Ich freute mich auf die Ferien bei meinen Großeltern und hoffte, dass es meiner Mutter auch guttun würde, zu entspannen. Aber es sollte nie so weit kommen.

 

„Meiner Mutter fiel der Abschied schwer und als wir in Tallin waren, bat sie ihren Manager, das Konzert abzusagen“, murmle ich, den Blick starr auf meine Hände in der Decke gerichtet.

 

„Bitte, Hans, ich kann nicht mehr. Ich schaff das nicht.“ Mamas Stimme, dünn, kraftlos, verzweifelt, aber laut genug hinter dem Bühnenaufgang des Konzerthauses. Ich hatte sie proben gehört. Es war furchtbar gewesen. Mama war aus dem Takt gekommen, hatte sich öfter vergriffen, als ob sie zum ersten Mal Liszt gespielt hätte.

 

„Ich bitte dich, Ieva. Nur noch dieses eine Konzert. Lass dir nichts anmerken und zieh durch. Dann sind alle zufrieden und du hast deine Ruhe.“ Hans war unerbittlich. Vielleicht weil das sein Job war und er aus seiner Rolle nicht herauskonnte. Aber er hätte es besser wissen müssen …

 

„Sie hat irgendwie das Konzert hinter sich gebracht, und anschließend sind wir direkt ins Hotel gefahren und ins Bett gegangen.“

 

Kalte Wut steigt in mir auf.

 

Hans hätte sie nicht zwingen dürfen zu spielen, er hätte Mama unterstützen müssen. Alles Ausflüchte. Abwehr, die von der Wahrheit ablenkt.
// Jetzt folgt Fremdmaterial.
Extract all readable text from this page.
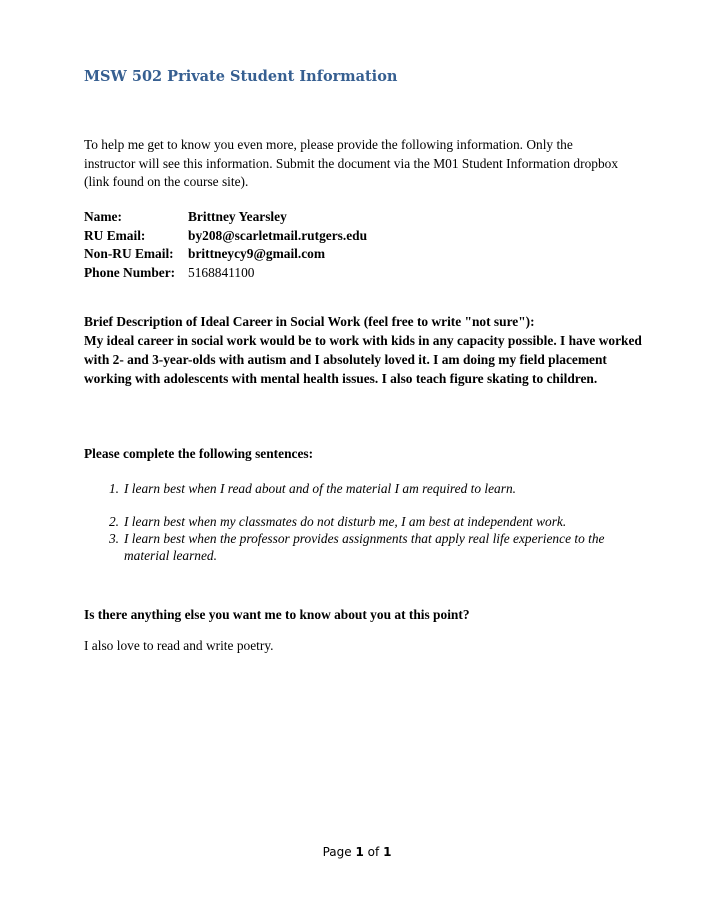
MSW 502 Private Student Information

To help me get to know you even more, please provide the following information. Only the instructor will see this information. Submit the document via the M01 Student Information dropbox (link found on the course site).

Name:	Brittney Yearsley
RU Email:	by208@scarletmail.rutgers.edu
Non-RU Email:	brittneycy9@gmail.com
Phone Number: 5168841100

Brief Description of Ideal Career in Social Work (feel free to write "not sure"):

My ideal career in social work would be to work with kids in any capacity possible. I have worked with 2- and 3-year-olds with autism and I absolutely loved it. I am doing my field placement working with adolescents with mental health issues. I also teach figure skating to children.

Please complete the following sentences:

1. I learn best when I read about and of the material I am required to learn.
2. I learn best when my classmates do not disturb me, I am best at independent work.
3. I learn best when the professor provides assignments that apply real life experience to the material learned.

Is there anything else you want me to know about you at this point?

I also love to read and write poetry.

Page 1 of 1
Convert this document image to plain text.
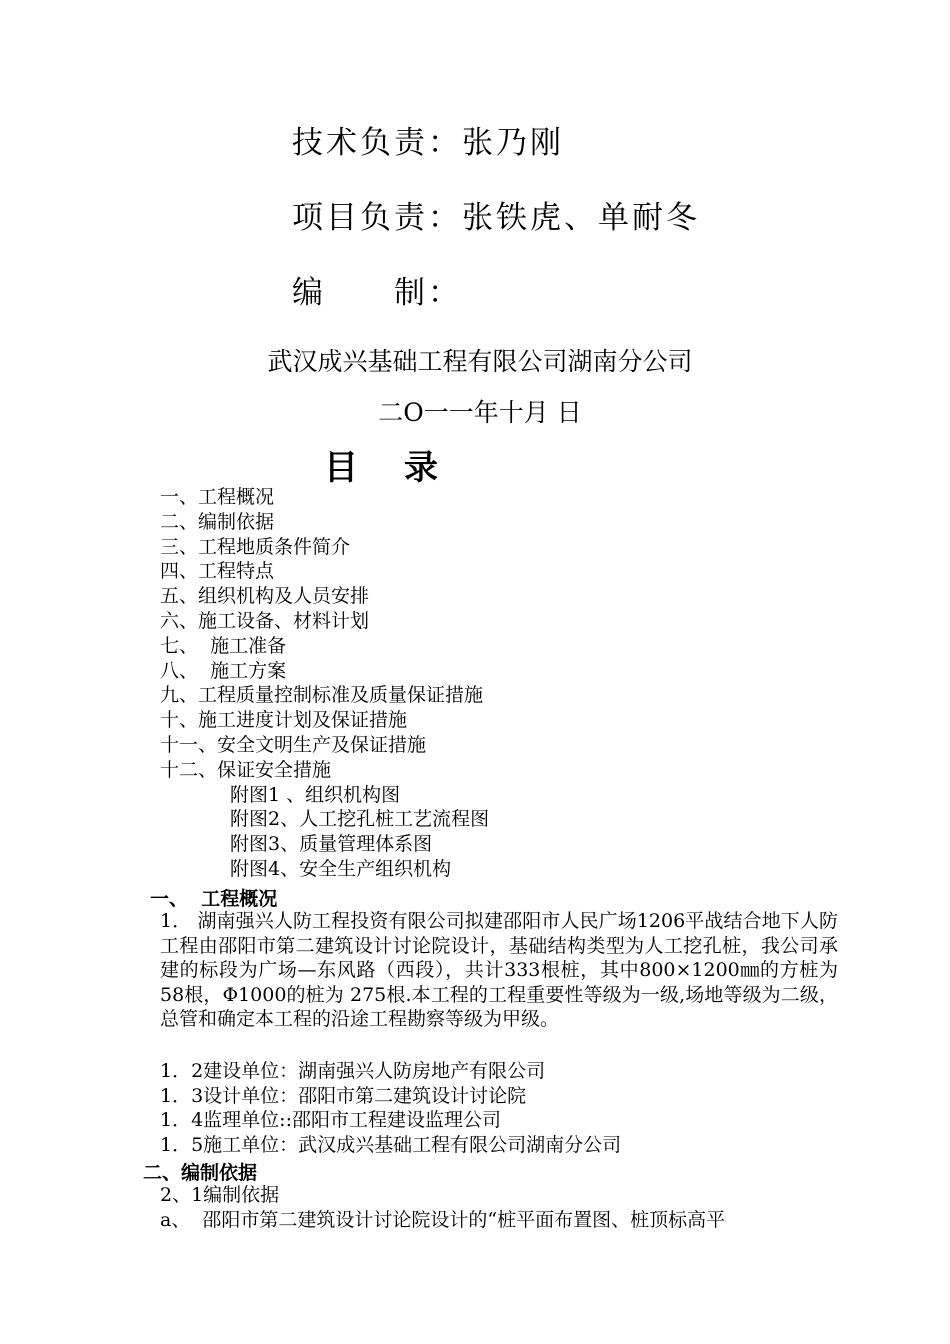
技术负责：张乃刚
项目负责：张铁虎、单耐冬
编 制：
武汉成兴基础工程有限公司湖南分公司
二O一一年十月 日
目 录
一、工程概况
二、编制依据
三、工程地质条件简介
四、工程特点
五、组织机构及人员安排
六、施工设备、材料计划
七、  施工准备
八、  施工方案
九、工程质量控制标准及质量保证措施
十、施工进度计划及保证措施
十一、安全文明生产及保证措施
十二、保证安全措施
附图1 、组织机构图
附图2、人工挖孔桩工艺流程图
附图3、质量管理体系图
附图4、安全生产组织机构
一、  工程概况
1． 湖南强兴人防工程投资有限公司拟建邵阳市人民广场1206平战结合地下人防工程由邵阳市第二建筑设计讨论院设计，基础结构类型为人工挖孔桩，我公司承建的标段为广场—东风路（西段），共计333根桩，其中800×1200㎜的方桩为58根，Φ1000的桩为 275根.本工程的工程重要性等级为一级,场地等级为二级，总管和确定本工程的沿途工程勘察等级为甲级。
1．2建设单位：湖南强兴人防房地产有限公司
1．3设计单位：邵阳市第二建筑设计讨论院
1．4监理单位::邵阳市工程建设监理公司
1．5施工单位：武汉成兴基础工程有限公司湖南分公司
二、编制依据
2、1编制依据
a、  邵阳市第二建筑设计讨论院设计的“桩平面布置图、桩顶标高平
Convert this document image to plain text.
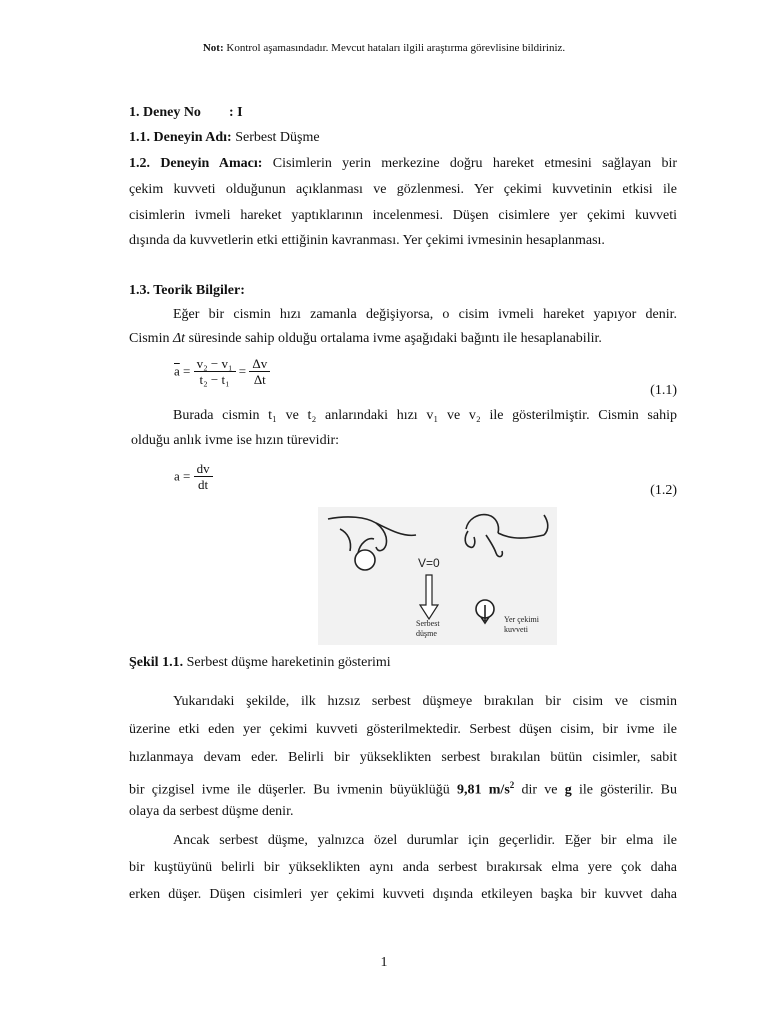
Not: Kontrol aşamasındadır. Mevcut hataları ilgili araştırma görevlisine bildiriniz.
1. Deney No : I
1.1. Deneyin Adı: Serbest Düşme
1.2. Deneyin Amacı: Cisimlerin yerin merkezine doğru hareket etmesini sağlayan bir
çekim kuvveti olduğunun açıklanması ve gözlenmesi. Yer çekimi kuvvetinin etkisi ile
cisimlerin ivmeli hareket yaptıklarının incelenmesi. Düşen cisimlere yer çekimi kuvveti
dışında da kuvvetlerin etki ettiğinin kavranması. Yer çekimi ivmesinin hesaplanması.
1.3. Teorik Bilgiler:
Eğer bir cismin hızı zamanla değişiyorsa, o cisim ivmeli hareket yapıyor denir.
Cismin Δt süresinde sahip olduğu ortalama ivme aşağıdaki bağıntı ile hesaplanabilir.
$\overline{a} = \frac{\text{v₂ − v₁}}{\text{t₂ − t₁}} = \frac{\Delta v}{\Delta t}$
(1.1)
Burada cismin t₁ ve t₂ anlarındaki hızı v₁ ve v₂ ile gösterilmiştir. Cismin sahip
olduğu anlık ivme ise hızın türevidir:
$a = \frac{dv}{dt}$	(1.2)
V=0
Serbest
düşme
Yer çekimi
kuvveti
Şekil 1.1. Serbest düşme hareketinin gösterimi
Yukarıdaki şekilde, ilk hızsız serbest düşmeye bırakılan bir cisim ve cismin
üzerine etki eden yer çekimi kuvveti gösterilmektedir. Serbest düşen cisim, bir ivme ile
hızlanmaya devam eder. Belirli bir yükseklikten serbest bırakılan bütün cisimler, sabit
bir çizgisel ivme ile düşerler. Bu ivmenin büyüklüğü 9,81 $m/s^2$ dir ve g ile gösterilir. Bu
olaya da serbest düşme denir.
Ancak serbest düşme, yalnızca özel durumlar için geçerlidir. Eğer bir elma ile
bir kuştüyünü belirli bir yükseklikten aynı anda serbest bırakırsak elma yere çok daha
erken düşer. Düşen cisimleri yer çekimi kuvveti dışında etkileyen başka bir kuvvet daha
1
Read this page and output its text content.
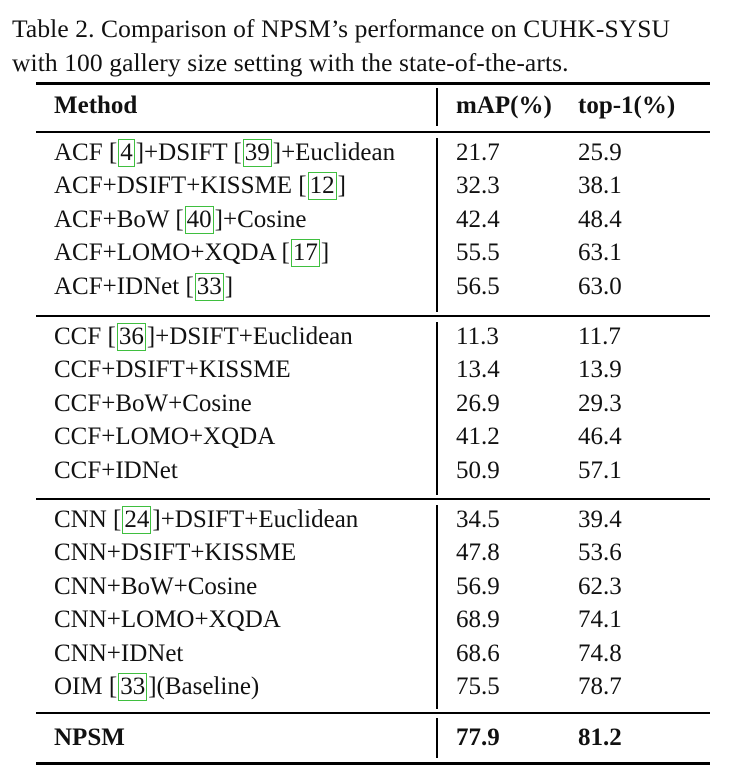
Table 2. Comparison of NPSM’s performance on CUHK-SYSU
with 100 gallery size setting with the state-of-the-arts.
Method	mAP(%) top-1(%)
ACF [ 4 ]+DSIFT [ 39 ]+Euclidean 21.7	25.9
ACF+DSIFT+KISSME [ 12 ]	32.3	38.1
ACF+BoW [ 40 ]+Cosine	42.4	48.4
ACF+LOMO+XQDA [ 17 ]	55.5	63.1
ACF+IDNet [ 33 ]	56.5	63.0
CCF [ 36 ]+DSIFT+Euclidean	11.3	11.7
CCF+DSIFT+KISSME	13.4	13.9
CCF+BoW+Cosine	26.9	29.3
CCF+LOMO+XQDA	41.2	46.4
CCF+IDNet	50.9	57.1
CNN [ 24 ]+DSIFT+Euclidean	34.5	39.4
CNN+DSIFT+KISSME	47.8	53.6
CNN+BoW+Cosine	56.9	62.3
CNN+LOMO+XQDA	68.9	74.1
CNN+IDNet	68.6	74.8
OIM [ 33 ](Baseline)	75.5	78.7
NPSM	77.9	81.2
Dass ich nicht aufgepasst habe. Wenn ich doch nur …

 

Ich erzittere unter der Last des Gedankenkarussells, das sich seit zehn Jahren unablässig dreht. Immer schneller drehen sich die Bilder von damals, wiederholen sich in aberwitziger Geschwindigkeit, blitzen auf, lösen sich ab, kehren zurück. Ich will hier raus.

 

„Irgendwann ist Mama nochmal aufgestanden und ins Bad gegangen. Ich bin nur so halb wach geworden, aber ich habe mich gewundert, dass sie die Tür abschloss.“

 

Klick. Ein kleiner, unscheinbarer Ton. Seit jener Nacht das Geräusch, das ich am meisten verabscheue.

 

Ein Keuchen lässt mich aufschauen. Noah sitzt mit starrer, entsetzter Miene neben mir. Ich habe komplett vergessen, dass er hier ist. Für einem Moment bin ich mir nicht einmal mehr sicher, ob ich all das eben erzählt habe, oder ob es mir nur wieder einmal filmisch durch den Kopf gegangen ist. Aber sein Blick spricht Bände. Vorsichtig streckt er seine Hand aus und legt sie über der Wolldecke auf meinen Fuß.

 

„Als ich am nächsten Morgen aufgewacht bin, war das Bett neben mir leer. Ich habe gedacht, Mama wäre schon duschen und ich habe gewartet, bis mir auffiel, dass gar kein Wasser lief. Ich bin aufgestanden, habe geklopft. Mama hat nicht geantwortet. Ich wollte die Tür aufmachen, aber sie war zu. Ich habe wieder gerufen, geklopft, immer wieder … Dann bin ich zu Hans und er hat das Personal geholt. Sie haben die Tür aufgebrochen. Mama lag neben der Dusche, sie …“

 

Meine Stimme bricht weg und ich zittere so stark, dass mir die Decke von den Schultern rutscht. Noah zieht mich in seine Arme und hält mich fest. Ganz fest. Als ob es das Feuer nicht geben würde. Als ob ich nichts getan hätte. Als ob er mein Geständnis nicht gehört hätte. Es fühlt sich so gut an, von ihm gehalten zu werden. Zu hoffen, dass alles gut werden könnte.    

 

Ruckartig löse ich mich aus seiner Umarmung. Ich verdiene das nicht. Es kann nicht wieder gut werden.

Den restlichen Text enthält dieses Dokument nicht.